Aldus vastgesteld door mr. E. Steendijk, voorzitter, en mr. N. Verheij en mr. B.J. Schueler, leden, in tegenwoordigheid van mr. A. de Vlieger-Mandour, griffier.

w.g. Steendijk    w.g. De Vlieger-Mandour
voorzitter    griffier

Uitgesproken in het openbaar op 29 mei 2019

615.

BIJLAGE

Wegenverkeerswet 1994

Artikel 2

1. De krachtens deze wet vastgestelde regels kunnen strekken tot:

a. het verzekeren van de veiligheid op de weg;

b. het beschermen van weggebruikers en passagiers;

c. het in stand houden van de weg en het waarborgen van de bruikbaarheid daarvan;

d. het zoveel mogelijk waarborgen van de vrijheid van het verkeer.

2.  De krachtens deze wet vastgestelde regels kunnen voorts strekken tot:

a. het voorkomen of beperken van door het verkeer veroorzaakte overlast, hinder of schade alsmede de gevolgen voor het milieu, bedoeld in de Wet milieubeheer;

b. het voorkomen of beperken van door het verkeer veroorzaakte aantasting van het karakter of van de functie van objecten of gebieden.

[…].

Artikel 15

1. De plaatsing of verwijdering van de bij algemene maatregel van bestuur aangewezen verkeerstekens, en onderborden voor zover daardoor een gebod of verbod ontstaat of wordt gewijzigd, geschiedt krachtens een verkeersbesluit.

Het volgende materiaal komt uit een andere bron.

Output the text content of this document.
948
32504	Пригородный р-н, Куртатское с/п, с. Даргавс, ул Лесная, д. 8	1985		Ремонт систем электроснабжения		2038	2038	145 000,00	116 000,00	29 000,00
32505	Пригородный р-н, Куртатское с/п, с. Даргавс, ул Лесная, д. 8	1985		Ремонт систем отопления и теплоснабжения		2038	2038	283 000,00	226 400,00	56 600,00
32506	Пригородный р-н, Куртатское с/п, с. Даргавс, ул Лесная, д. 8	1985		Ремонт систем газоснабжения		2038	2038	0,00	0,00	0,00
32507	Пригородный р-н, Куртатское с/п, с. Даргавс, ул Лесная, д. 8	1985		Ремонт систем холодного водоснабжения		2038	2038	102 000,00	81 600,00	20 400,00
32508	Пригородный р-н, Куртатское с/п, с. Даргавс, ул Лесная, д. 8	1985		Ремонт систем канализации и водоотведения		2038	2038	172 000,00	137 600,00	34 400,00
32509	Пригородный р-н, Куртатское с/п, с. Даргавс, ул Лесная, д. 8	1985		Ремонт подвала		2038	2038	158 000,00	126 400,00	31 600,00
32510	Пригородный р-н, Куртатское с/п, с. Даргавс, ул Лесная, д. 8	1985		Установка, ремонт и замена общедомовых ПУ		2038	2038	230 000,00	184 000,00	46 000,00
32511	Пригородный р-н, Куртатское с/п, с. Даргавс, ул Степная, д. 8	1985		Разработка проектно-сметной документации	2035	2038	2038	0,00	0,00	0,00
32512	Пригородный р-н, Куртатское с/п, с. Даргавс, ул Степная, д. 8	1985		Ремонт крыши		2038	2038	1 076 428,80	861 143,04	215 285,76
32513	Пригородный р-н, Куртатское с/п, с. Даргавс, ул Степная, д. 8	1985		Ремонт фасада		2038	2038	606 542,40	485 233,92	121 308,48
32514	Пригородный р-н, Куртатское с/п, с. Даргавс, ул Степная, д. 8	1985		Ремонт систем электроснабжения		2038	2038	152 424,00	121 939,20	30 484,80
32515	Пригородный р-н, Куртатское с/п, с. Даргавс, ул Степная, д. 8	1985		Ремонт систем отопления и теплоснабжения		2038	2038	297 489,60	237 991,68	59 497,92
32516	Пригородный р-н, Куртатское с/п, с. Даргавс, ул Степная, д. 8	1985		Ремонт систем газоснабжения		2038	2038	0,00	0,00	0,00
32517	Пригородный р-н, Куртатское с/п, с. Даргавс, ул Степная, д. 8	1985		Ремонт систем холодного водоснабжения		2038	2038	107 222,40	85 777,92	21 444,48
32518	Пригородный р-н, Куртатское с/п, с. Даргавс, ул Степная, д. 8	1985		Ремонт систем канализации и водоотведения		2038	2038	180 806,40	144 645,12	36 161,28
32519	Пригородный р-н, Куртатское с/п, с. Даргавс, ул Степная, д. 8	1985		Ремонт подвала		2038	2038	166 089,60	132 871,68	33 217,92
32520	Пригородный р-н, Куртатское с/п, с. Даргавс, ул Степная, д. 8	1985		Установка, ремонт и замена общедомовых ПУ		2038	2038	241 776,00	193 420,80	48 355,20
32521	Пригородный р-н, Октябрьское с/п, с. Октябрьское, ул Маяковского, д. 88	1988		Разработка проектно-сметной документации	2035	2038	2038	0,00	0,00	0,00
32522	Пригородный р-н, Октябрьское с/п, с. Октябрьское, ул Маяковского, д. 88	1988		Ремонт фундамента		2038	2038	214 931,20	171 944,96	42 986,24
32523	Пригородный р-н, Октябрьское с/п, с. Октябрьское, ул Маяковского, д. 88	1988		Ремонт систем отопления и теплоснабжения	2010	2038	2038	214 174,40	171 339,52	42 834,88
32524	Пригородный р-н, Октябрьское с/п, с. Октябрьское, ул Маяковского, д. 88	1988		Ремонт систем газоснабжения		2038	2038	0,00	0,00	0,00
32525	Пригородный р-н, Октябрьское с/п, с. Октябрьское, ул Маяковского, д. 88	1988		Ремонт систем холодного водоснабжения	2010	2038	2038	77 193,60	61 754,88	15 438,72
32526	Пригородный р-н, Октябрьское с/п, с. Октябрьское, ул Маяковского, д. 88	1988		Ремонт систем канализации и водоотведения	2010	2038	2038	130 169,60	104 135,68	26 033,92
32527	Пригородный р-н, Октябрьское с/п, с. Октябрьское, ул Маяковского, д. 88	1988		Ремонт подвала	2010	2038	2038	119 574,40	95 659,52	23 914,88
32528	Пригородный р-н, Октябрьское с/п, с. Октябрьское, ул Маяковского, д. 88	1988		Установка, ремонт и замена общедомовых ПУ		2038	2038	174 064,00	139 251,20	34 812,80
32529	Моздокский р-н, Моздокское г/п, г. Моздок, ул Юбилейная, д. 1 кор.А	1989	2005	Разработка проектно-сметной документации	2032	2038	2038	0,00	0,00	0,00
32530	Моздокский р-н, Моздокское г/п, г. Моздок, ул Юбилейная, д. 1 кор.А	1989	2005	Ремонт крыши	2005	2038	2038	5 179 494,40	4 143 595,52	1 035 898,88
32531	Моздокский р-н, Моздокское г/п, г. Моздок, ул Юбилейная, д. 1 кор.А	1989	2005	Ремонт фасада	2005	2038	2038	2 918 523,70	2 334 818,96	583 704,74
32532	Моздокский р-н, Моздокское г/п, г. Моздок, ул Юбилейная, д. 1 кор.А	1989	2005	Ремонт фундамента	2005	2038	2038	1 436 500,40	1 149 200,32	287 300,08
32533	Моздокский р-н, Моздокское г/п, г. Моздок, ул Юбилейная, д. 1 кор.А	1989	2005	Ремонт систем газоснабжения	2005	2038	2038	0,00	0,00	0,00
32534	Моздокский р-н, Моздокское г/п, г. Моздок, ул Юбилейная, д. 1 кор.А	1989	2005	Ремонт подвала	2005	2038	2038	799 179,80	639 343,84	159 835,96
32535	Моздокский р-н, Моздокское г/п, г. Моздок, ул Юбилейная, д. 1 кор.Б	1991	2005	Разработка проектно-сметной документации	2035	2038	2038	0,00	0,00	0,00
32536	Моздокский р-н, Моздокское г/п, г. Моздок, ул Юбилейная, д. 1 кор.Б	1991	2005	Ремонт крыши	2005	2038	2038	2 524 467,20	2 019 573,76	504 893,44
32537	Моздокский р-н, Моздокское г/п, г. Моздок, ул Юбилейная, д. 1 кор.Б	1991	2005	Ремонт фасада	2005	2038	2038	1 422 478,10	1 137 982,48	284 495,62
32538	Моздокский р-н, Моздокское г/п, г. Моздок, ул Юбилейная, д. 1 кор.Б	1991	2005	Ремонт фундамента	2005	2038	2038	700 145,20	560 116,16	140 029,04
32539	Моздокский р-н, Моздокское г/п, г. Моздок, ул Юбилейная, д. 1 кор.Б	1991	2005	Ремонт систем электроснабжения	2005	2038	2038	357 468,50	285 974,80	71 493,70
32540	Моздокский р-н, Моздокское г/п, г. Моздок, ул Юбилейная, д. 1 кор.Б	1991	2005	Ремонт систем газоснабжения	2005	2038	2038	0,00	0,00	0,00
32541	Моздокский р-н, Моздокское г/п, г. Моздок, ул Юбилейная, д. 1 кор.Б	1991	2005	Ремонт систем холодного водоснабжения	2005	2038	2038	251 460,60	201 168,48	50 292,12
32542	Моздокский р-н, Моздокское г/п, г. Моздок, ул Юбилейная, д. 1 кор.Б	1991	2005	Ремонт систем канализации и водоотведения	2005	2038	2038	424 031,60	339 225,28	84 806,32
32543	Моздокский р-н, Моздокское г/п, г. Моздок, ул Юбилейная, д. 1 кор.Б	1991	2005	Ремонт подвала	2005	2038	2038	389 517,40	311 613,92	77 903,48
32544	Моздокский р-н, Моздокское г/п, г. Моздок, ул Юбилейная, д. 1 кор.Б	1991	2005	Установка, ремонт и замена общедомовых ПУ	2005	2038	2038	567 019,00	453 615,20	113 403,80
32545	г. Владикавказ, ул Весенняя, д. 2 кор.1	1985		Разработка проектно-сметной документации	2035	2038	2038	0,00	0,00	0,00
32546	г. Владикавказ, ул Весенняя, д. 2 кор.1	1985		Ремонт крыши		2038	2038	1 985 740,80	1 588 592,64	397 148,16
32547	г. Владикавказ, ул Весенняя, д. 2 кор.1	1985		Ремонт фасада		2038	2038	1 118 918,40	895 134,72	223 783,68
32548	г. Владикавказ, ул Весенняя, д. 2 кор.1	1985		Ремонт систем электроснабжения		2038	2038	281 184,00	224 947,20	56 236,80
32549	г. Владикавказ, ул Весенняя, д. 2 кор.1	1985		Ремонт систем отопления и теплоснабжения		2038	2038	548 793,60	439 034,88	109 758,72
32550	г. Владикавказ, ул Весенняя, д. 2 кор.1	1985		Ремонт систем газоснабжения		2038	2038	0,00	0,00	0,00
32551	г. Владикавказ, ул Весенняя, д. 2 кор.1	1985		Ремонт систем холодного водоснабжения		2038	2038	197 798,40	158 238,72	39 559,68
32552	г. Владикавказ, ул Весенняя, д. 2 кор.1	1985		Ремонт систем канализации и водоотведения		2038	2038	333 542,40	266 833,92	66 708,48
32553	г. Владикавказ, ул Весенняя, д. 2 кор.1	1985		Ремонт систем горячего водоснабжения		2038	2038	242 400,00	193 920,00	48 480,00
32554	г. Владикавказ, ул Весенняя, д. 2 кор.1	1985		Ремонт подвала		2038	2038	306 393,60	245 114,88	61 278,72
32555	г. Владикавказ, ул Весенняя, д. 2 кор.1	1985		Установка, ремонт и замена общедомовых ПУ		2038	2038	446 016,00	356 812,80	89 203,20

2.  Maatregelen op of aan de weg tot wijziging van de inrichting van de weg of tot het aanbrengen of verwijderen van voorzieningen ter regeling van het verkeer geschieden krachtens een verkeersbesluit, indien de maatregelen leiden tot een beperking of uitbreiding van het aantal categorieën weggebruikers dat van een weg of weggedeelte gebruik kan maken.

Artikel 18

1. Verkeersbesluiten worden genomen:

a. voor zover zij betreffen het verkeer op wegen onder beheer van het Rijk door Onze Minister;

b. voor zover zij betreffen het verkeer op wegen onder beheer van een provincie door gedeputeerde staten;

c. voor zover zij betreffen het verkeer op wegen onder beheer van een waterschap door het algemeen bestuur of, krachtens besluit van het algemeen bestuur, door het dagelijks bestuur;

d. voor zover zij betreffen het verkeer op andere wegen door burgemeester en wethouders, of krachtens besluit van hen, door een door hen ingestelde bestuurscommissie.

Besluit administratieve bepalingen inzake het wegverkeer

Artikel 21

De motivering van het verkeersbesluit vermeldt in ieder geval welke doelstelling of doelstellingen met het verkeersbesluit worden beoogd. Daarbij wordt aangegeven welke van de in artikel 2, eerste en tweede lid, van de wet genoemde belangen ten grondslag liggen aan het verkeersbesluit. Indien tevens andere van de in artikel 2, eerste en tweede lid, van de wet genoemde belangen in het geding zijn, wordt voorts aangegeven op welke wijze de belangen tegen elkaar zijn afgewogen.